Wednesday, November 10, 2010

Programmable nightmares!

I treated myself a little bit last month when I bought a computer game called "Darksiders." Right away, it grabs your interest by bringing the biblical Apocalypse to Earth. According to the tale, Heaven, Hell, and Mankind were to have it out when the time was right, but SOMEONE brought it about too early, and human beings were wiped out...completely.

And who takes the blame? The main character, War. That's right! You get to play one of the Four Horsemen of the Apocalypse. In the game, you return to Earth a century later to find the planet in ruins. So you have to go on a quest to not only find out who is REALLY to blame for the "premature apocalypsation," but also to gather up the tools you'll need to defeat the big baddie at the end.

One of the tools you find along the way, (and everything you find is REQUIRED in order to complete the game, or at least portions of the game), is the Mask of Shadows. This item allows you to see into the Shadow Realm, and use those things that you can suddenly see. Without the mask, it doesn't matter if you know where things can't use them. This includes something called a "shadow current." (Don't look at me. The designers of the game have a thing for shadows.) By leaping onto these things and using the ability to glide, called...*sigh*..."Shadowflight," you can reach great heights.

After investing 81 hours into the game, with some parts of the game played over again because of major screw-ups on my part, I reached the end of the game. The time had come to head for the big baddie at the end, and I equipped the mask of Shadows so I could see the Shadow Current and use my Shadowflight to reach the area I needed to start the very end of the game...

...and the game wouldn't let me use the Mask of Shadows. I tried everything I could think of. I switched items. They started behaving oddly, as well. I restarted the game. No help. I restarted the computer. That was also useless. Finally, I surrendered to the idea that I might simply have to restart the game from scratch, maybe give it one more attempt before completely losing my cool...
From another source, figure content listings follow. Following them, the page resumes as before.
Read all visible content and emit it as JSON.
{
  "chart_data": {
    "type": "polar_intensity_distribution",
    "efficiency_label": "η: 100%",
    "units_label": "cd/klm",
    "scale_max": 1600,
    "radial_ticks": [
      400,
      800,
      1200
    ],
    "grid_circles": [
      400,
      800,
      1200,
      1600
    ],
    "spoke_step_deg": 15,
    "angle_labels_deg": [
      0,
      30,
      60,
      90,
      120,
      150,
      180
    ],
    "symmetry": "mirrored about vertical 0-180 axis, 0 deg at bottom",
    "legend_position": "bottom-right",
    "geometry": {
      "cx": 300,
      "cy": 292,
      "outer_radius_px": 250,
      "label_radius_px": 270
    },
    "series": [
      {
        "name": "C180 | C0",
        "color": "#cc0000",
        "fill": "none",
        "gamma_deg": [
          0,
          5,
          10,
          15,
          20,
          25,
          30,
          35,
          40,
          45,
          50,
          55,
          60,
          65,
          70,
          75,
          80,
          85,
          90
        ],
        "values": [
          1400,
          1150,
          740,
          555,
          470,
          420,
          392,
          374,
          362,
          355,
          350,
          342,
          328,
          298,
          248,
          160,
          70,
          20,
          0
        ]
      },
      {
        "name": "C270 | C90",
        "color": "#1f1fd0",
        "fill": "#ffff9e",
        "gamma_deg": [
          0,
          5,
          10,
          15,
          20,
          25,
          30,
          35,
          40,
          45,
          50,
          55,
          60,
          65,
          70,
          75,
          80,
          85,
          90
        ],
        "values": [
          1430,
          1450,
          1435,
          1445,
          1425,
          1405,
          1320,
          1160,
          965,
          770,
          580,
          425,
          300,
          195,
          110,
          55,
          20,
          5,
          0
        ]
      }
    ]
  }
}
...and now Steam, through which the game runs, wanted to update. The problem there was that it would update to 99%, and then stop. Even after waiting for two hours, I was having no success running the update. I did...something, I can't remember what, and the update suddenly stopped at 26%.

But I wasn't ticked off just yet. A wee bit frustrated, but not angry. Upon the suggestion of my resident computer guru, Cody, I did a Google search for "steam update freeze," and found the potential answer. Those who were responding said that when they removed AVG, the virus scan program, the update ran without an issue. So all I had to do was remove AVG, and all would be well, right?

Well, it turns out that AVG is like herpes. Once you have it, there's no getting rid of it. I tried using the uninstall option on the program itself, and that didn't do anything. I tried using my computer's control panel, and that also did nothing. I went to AVG's site and looked up how to remove it, only to find some of the most useless instructions ever. Like saving the program to my desktop. That option never even comes up. Use the "uninstall this product" on the "select setup options" while running the installation program...? There is no such option. I tried simply dragging the program to my recycle bin, and it refused to move because it was running. Heck, it was running even when I'd disabled it. My final move was to put Steam into the programs AVG would overlook when it ran, and that proved as useless as everything else.

All I wanted to do was play my game. The game that I bought as a treat for myself. I don't do it often, and this was a good one, as I'd played it on the PS3 and had fun. Now I could play on my computer, meaning I could bring it with me when I finally moved in with Becky. Instead, I have a $44 piece of crap that was once an entertaining game, and an anti-virus program that appears to be a virus itself.

I think I need to open up my NaNoWriMo projects and kill some people on paper. The story doesn't actually call for anything like that, but it will certainly make me feel a bit better. And I think the characters' names that I'll murder will be "Steam" and "AVG."


Valiant Turtle said...

Try the avg remover utility on the page below and see if that does the trick. It was once a good piece of Anti-virus. Now it's a piece of crap. At this point the only free anti-virus I can recommend is actually Microsoft Security Essentials, which is surprisingly quite good for a MS security product.

Rob Meadows said...

It works, VT! IT WORKED!!!

Vicariously, you have cured herpes...of a sort. You're a hero to the sexually indiscriminate!

Seriously, thanks for giving me that link. It worked like a charm. Now I'm just bothered that the AVG site didn't direct me toward that corner of tools from the start. Instead, it gave me all of those worthless directions, and then asked if it had been helpful. My rant was...less than polite.

"Blue" said...

That's one reason I like Avast. I mean.... it's being annoying, you pause/stop the providers and once they're not being jerks (or the task they were being jerks to is done with) you just re-start them... and if you forget, they restart themselves next computer reboot anyways.